Apa yang sebenarnya salah ?, mengapa sampai begitu banyak orang kelaparan di muka bumi ?, banyak sekali yang bisa dijadikan kambing hitam untuk ini. Tetapi bila melihat data inflasi bahan pangan di Indonesia yang rata-rata naik 12% per tahun selama lima tahun terakhir maka nampak problemnya antara lain ada di supply bahan pangan dan juga daya beli masyarakat. Supply bahan pangan yang semakin terbatas membuat sebagian penduduk yang berdaya beli rendah – tidak kebagian bahan pangan karena tidak mampu membelinya.
Ini rupanya juga bukan hanya gejala di Indonesia, perhatikan grafik dibawah yang saya sajikan berdasarkan data terakhir dari FAO. Dalam dasawarsa 90-an (1991-2000), Food Price Index dunia relatif stabil – artinya tidak terjadi pemburukan harga bahan pangan dunia selama dasawarsa tersebut.

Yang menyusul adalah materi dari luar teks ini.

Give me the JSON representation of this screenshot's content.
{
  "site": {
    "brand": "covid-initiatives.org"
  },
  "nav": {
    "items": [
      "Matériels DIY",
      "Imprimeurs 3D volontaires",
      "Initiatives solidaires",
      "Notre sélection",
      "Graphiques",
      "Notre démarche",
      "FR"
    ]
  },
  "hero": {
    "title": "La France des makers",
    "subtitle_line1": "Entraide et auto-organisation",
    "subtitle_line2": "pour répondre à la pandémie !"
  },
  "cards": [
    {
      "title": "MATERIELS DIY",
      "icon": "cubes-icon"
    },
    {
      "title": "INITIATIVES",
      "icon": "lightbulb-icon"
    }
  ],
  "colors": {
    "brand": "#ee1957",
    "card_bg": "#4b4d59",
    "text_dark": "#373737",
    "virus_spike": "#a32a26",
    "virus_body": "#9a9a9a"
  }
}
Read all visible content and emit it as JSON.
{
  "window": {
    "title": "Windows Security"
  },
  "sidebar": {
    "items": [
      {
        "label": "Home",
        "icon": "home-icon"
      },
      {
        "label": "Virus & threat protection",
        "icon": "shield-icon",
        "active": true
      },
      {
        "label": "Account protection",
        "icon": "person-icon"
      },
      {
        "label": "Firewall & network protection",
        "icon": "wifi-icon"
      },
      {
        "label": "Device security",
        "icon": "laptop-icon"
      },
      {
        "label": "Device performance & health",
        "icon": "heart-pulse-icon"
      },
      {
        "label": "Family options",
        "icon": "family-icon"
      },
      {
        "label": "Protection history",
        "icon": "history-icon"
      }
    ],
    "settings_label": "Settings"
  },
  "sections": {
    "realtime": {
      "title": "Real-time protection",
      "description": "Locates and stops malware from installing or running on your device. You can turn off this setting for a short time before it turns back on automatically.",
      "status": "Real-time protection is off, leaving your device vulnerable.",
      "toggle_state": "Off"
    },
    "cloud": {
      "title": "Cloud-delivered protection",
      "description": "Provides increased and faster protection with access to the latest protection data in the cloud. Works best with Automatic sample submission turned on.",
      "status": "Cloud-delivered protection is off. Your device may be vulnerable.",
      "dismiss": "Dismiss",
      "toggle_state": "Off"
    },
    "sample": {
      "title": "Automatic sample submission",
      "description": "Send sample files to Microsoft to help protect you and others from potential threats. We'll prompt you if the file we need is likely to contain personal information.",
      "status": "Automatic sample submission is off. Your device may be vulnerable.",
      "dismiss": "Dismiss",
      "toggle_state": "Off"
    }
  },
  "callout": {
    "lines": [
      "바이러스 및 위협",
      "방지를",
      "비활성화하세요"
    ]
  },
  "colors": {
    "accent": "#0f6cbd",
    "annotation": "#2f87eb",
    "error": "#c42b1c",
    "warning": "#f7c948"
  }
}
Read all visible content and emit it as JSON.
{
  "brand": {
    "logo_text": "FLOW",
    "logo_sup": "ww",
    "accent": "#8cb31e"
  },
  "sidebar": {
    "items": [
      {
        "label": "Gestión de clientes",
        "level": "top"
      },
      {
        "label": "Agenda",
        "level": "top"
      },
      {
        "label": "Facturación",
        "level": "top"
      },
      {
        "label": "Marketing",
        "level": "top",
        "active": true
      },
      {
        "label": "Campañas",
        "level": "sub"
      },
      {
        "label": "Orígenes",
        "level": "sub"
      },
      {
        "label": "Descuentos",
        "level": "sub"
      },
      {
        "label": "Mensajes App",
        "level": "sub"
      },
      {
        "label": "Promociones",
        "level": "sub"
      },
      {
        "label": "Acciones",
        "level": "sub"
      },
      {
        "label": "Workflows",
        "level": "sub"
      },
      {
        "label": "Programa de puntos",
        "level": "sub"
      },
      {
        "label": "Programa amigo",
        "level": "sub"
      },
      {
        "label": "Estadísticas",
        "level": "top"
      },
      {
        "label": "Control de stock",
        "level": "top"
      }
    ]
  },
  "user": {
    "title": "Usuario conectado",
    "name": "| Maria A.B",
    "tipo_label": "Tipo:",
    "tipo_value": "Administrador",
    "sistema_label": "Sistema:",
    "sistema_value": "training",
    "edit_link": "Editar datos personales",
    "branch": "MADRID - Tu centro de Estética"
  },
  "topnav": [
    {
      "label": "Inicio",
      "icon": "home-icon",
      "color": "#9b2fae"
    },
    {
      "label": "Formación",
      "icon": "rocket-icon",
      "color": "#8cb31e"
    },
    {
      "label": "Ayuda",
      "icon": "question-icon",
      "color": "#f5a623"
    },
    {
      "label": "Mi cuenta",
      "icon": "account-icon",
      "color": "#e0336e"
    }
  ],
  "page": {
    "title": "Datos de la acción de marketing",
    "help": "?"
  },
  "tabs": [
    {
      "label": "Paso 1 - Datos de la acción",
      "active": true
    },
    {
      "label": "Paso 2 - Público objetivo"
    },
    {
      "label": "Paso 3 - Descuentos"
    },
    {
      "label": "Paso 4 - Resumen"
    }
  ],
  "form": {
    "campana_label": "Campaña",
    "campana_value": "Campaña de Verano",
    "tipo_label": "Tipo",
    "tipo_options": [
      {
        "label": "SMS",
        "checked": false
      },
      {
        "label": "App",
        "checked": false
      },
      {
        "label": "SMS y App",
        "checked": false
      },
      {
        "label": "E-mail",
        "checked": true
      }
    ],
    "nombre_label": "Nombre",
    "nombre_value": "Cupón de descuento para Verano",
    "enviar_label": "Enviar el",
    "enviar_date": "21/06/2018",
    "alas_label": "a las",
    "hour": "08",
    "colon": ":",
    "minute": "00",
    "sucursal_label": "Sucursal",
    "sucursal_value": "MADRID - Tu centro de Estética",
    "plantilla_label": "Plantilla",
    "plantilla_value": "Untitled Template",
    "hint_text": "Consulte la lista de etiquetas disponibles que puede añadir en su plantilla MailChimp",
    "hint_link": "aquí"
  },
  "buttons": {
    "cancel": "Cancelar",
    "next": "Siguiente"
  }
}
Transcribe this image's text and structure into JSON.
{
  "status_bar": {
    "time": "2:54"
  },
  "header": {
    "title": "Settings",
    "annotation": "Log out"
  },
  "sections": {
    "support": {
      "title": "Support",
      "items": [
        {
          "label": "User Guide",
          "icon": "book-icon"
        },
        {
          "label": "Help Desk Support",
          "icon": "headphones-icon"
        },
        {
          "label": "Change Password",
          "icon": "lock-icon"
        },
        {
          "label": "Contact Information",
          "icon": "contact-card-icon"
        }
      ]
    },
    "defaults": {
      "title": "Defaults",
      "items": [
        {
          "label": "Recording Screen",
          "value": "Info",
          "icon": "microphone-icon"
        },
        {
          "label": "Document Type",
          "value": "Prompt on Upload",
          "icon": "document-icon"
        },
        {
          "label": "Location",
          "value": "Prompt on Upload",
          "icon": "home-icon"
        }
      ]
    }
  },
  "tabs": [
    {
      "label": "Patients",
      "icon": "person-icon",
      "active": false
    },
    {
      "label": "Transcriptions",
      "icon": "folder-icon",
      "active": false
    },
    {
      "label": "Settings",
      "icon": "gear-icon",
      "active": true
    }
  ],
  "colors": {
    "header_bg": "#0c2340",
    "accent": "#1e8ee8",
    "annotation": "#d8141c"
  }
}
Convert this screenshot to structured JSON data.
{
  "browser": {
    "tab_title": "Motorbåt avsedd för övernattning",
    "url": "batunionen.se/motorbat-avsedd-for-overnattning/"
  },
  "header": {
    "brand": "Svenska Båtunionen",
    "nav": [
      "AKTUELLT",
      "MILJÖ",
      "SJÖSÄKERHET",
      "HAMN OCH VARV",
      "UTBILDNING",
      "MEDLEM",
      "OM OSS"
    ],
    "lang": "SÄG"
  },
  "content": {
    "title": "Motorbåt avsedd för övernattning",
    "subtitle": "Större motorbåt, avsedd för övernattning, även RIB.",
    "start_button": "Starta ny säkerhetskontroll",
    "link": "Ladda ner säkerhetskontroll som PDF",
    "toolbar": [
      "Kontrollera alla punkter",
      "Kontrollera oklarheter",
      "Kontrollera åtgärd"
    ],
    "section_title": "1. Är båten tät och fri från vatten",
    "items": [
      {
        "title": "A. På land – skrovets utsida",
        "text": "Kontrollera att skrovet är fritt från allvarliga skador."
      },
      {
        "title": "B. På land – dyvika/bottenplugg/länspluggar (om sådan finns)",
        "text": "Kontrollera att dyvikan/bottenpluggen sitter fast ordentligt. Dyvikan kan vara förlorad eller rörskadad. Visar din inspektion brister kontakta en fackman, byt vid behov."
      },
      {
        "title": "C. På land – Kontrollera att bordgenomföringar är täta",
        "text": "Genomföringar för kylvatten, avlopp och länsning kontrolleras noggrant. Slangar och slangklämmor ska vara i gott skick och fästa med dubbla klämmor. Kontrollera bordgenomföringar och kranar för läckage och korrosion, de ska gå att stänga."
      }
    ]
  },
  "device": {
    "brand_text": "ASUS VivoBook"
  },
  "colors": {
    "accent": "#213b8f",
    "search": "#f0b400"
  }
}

Tetapi dalam dasawarsa pertama di milenium ketiga ini (2001-2010), terjadi lonjakan harga pangan dunia yang luar biasa. Bila di rata-rata, maka harga pangan dunia secara umum naik sekitar 7 % per tahun dan bahkan mencapai 8 % per tahun untuk kategori cereals – bahan pangan yang paling banyak dikonsumsi dunia.
Lantas bisa berkontribusi apa orang-orang kecil seperti kita-kita dalam mengatasi krisis pangan yang berskala global ini ?. Mungkin kapasitas kita secara individu memang tidak bisa mengatasi krisis pangan global ini, atau bahkan mengatasi krisis nasional-pun tidak bisa ; tetapi bila gerakan yang sama dilakukan oleh sekian banyak orang – maka insyaallah krisis tersebut bisa diatasi atau setidaknya dikurangi.
Disinilah perbedaan saya dengan FAO; bila FAO mengajak masyarakat global untuk membuat petisi terhadap pemerintahnya masing-masing; saya mengajak siapapun yang membaca tulisan ini untuk mulai berpikir dan bertindak nyata dalam mengatasi kelaparan ini. Tindakan apa yang secara strategis bisa kita lakukan untuk ini ?; berikut adalah empat area yang setidaknya bisa kita mulai somewhere.
Pertama penggunaan capital yang ada di tangan Anda. Bila selama ini excess capital yang dimiliki masyarakat kelompok menengah dan atas perkotaan mayoritasnya ada di bank, asuransi, saham, reksadana, emas, property dlsb. mulailah berpikir untuk setidaknya menggunakan sebagian dana Anda untuk membiayai sektor-sektor pertanian dalam arti luas. Di sekitar Jabodetabek saja banyak sekali lahan tidur, temukan mereka dan tanami dengan padi, singkong, pisang, sayur, jamur dlsb.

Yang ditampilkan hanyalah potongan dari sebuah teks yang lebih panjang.